Auch auf den Menschen haben diese Veränderungen Auswirkungen. Landwirte müssen ihre Zeiten für Saat und Ernte auf die veränderten Bedingungen einstellen und Allergiker müssen sich wappnen: Eine Verlängerung der Vegetationsphase durch frühere Blüte bedeutet auch eine Verlängerung des Pollenflugs.

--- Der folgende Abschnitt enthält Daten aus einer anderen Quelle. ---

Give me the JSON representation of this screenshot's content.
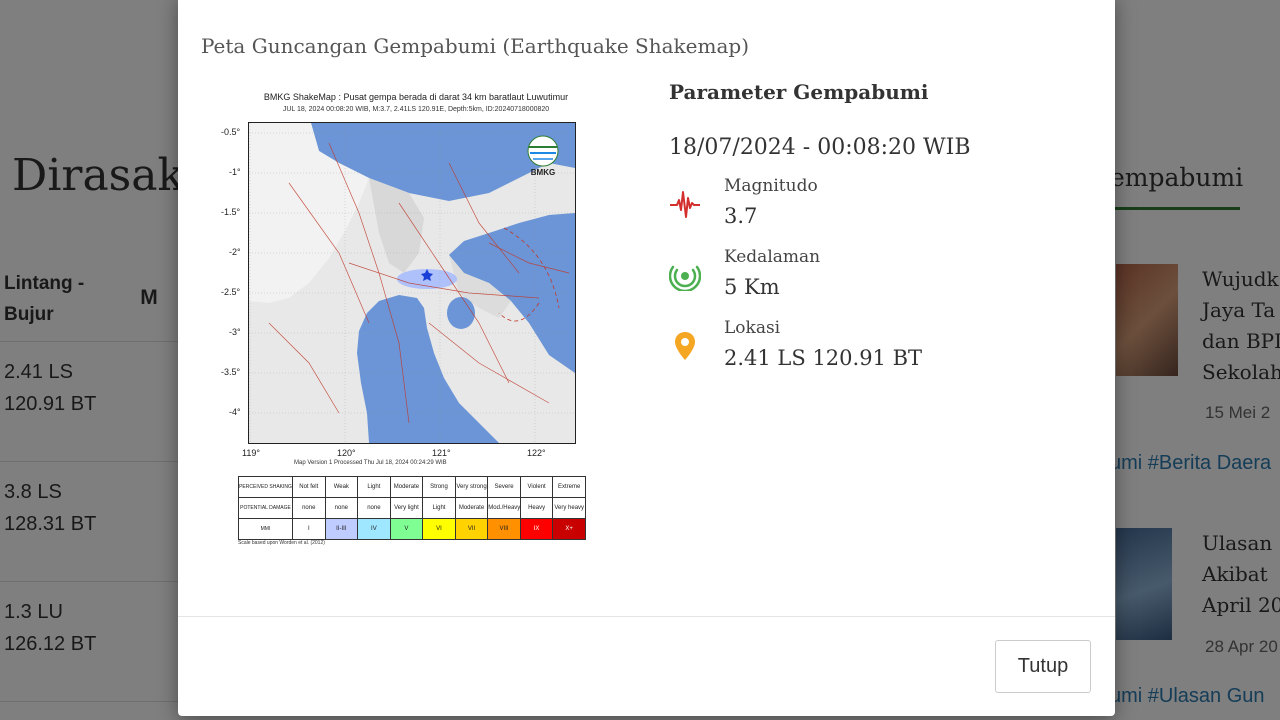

Allergene Pflanzen wie die Schwarzerle blühen deutlich früher
Hinzu kommt, dass sich von unserem wärmeren Klima ganz neue Arten angezogen fühlen. Das Traubenkraut, auch Ambrosia genannt, ist in den vergangenen Jahren aus den USA nach Europa eingewandert und hat sich vereinzelt auch in Deutschland angesiedelt. Breitet sich der Einwanderer weiter aus, würde seine späte Blüte im August die Leidenszeit der Hypersensiblen weiter verlängern: Ambrosia gilt als extrem allergieauslösend.
Tiere und Klimaveränderung
Wenn sich die Pflanzen umstellen, folgen auch die Tiere: Manche Amphibienarten, zum Beispiel der Laubfrosch, laichen heute früher ab als in vergangenen Jahrzehnten.
Besonders deutlich werden die Veränderungen im Leben der Tiere jedoch an den Vögeln. Weil das Klima freundlicher wird und die Pflanzen nicht mehr lange ruhen, lohnt sich für manche Zugvögel, die Europa im Winter bisher verlassen haben, die lange Reise in den Süden nicht mehr.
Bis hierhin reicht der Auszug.